If the unit tests are tautologies then they aren't testing the right things, and if they are integration tests then they aren't actually unit tests.

I personally run my unit tests every time to confirm my assumptions that the unit of code under test hasn't changed. I also assume all code I write will inevitably be changed in the future because business requirements change and there's always room for improvement. Actually can't think of a single piece of code I've written (apart from code I've thrown out) that didn't eventually need to be rewritten. The benefit of running unit tests is less than the benefit of running integration tests, but the cost of running them is also significantly less. Current project I'm working on has 10x as many unit tests as integration tests and they run 100x faster.

My workflow is usually run my unit tests for the code I'm working on constantly, and when I think things are working run the entire test suite to verify everything works well together. Thats my workflow whether or not I'm doing TDD.

The code that determines truths about the data never had to be rewritten.

Like, are the two points neighbors? I mean, I'm not going to write a version of this function for a spherical board in the future. Nobody plays on a spherical board.

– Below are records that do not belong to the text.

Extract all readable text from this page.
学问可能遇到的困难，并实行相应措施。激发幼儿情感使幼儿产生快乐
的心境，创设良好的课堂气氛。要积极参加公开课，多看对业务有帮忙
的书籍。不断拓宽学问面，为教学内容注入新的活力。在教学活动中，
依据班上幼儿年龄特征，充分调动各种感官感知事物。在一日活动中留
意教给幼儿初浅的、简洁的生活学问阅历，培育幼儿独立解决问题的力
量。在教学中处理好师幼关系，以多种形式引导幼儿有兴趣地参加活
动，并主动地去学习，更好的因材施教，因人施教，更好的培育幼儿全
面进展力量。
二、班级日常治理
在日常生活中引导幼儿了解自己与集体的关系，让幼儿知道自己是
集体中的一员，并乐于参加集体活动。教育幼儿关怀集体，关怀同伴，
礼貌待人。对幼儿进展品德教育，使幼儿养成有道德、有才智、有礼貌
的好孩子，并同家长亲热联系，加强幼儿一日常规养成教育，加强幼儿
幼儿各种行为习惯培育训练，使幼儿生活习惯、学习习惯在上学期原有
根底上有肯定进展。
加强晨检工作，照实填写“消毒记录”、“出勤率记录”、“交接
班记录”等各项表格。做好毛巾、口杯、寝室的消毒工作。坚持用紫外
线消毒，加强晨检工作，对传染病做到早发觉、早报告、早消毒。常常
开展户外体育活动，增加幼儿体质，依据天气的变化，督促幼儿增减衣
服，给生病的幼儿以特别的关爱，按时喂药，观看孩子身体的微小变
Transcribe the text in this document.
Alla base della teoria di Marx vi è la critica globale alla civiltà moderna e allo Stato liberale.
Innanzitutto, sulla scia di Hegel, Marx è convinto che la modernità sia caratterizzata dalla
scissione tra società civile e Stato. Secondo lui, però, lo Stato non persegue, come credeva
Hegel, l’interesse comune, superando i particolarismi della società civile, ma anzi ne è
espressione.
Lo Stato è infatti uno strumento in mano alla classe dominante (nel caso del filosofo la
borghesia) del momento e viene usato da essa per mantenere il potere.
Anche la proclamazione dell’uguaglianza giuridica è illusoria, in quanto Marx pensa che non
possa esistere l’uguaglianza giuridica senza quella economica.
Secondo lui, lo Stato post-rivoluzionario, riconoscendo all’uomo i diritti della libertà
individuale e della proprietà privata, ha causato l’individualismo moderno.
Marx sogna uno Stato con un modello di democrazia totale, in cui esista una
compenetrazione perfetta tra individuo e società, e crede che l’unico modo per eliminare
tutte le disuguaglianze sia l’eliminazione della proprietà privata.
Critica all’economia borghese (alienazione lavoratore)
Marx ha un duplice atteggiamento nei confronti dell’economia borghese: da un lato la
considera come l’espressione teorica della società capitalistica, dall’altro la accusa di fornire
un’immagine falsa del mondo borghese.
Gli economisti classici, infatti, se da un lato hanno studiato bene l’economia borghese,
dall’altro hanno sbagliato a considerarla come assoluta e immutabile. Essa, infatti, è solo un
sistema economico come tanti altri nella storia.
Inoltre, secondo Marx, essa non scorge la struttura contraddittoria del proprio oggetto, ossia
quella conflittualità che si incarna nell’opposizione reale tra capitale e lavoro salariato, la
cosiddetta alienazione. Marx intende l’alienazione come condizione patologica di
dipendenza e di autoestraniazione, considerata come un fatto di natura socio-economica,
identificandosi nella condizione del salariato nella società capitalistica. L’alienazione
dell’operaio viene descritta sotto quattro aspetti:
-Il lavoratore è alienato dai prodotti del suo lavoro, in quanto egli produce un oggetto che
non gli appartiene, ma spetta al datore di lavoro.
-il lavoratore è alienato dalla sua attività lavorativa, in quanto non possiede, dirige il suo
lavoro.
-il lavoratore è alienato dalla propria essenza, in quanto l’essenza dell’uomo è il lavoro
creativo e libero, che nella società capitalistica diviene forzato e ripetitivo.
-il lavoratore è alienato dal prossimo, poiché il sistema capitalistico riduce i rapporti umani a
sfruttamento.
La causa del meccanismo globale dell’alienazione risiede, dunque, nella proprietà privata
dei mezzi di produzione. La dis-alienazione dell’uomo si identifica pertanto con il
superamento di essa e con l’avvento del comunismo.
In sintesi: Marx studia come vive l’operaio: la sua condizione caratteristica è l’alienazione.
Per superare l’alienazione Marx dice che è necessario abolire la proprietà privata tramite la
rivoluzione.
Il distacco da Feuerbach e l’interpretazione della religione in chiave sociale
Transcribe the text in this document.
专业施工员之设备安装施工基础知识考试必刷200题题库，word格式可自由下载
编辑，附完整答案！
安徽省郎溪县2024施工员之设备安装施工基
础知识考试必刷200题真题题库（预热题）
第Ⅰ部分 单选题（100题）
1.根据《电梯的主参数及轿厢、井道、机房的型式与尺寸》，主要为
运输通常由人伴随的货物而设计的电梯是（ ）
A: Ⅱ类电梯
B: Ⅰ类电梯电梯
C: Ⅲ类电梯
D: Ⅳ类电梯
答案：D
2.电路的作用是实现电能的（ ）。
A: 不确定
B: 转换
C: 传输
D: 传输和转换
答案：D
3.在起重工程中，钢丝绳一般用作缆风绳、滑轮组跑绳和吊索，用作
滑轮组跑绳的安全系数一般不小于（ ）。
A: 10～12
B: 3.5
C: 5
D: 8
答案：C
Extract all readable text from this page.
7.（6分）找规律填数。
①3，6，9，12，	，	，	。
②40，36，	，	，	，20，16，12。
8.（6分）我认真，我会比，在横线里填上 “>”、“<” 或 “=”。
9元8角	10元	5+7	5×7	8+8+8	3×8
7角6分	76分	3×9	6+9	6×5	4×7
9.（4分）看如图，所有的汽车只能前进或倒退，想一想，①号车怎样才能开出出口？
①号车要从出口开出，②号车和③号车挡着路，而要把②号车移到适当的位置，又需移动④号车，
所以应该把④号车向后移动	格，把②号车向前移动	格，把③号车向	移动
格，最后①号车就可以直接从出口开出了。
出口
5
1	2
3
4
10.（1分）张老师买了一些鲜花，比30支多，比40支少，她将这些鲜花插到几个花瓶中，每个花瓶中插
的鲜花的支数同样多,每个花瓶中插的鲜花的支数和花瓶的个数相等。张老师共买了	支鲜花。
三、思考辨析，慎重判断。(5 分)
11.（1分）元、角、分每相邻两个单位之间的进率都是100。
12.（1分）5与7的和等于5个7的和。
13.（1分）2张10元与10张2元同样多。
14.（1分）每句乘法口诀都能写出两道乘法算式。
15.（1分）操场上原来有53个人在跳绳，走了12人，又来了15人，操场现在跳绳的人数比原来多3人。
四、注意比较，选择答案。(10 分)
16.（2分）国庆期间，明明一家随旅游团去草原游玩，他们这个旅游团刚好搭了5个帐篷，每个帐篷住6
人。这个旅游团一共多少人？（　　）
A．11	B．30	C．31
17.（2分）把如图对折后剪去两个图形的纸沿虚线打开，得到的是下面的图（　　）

It's also a really boring unit test. Yes, (1,1) and (1,2) are neighbors. Do I really need to test this function until the end of time?

  • Thats exactly the type of code that should be unit tested. The unit tests are trivially easy to write, and a very naive solution is easy to code up. The tests should take up a negligible overhead in your overall test suite runtime. Then when it comes time to optimize the code because its becoming a bottleneck you can be confident that the more obscure solution is correct.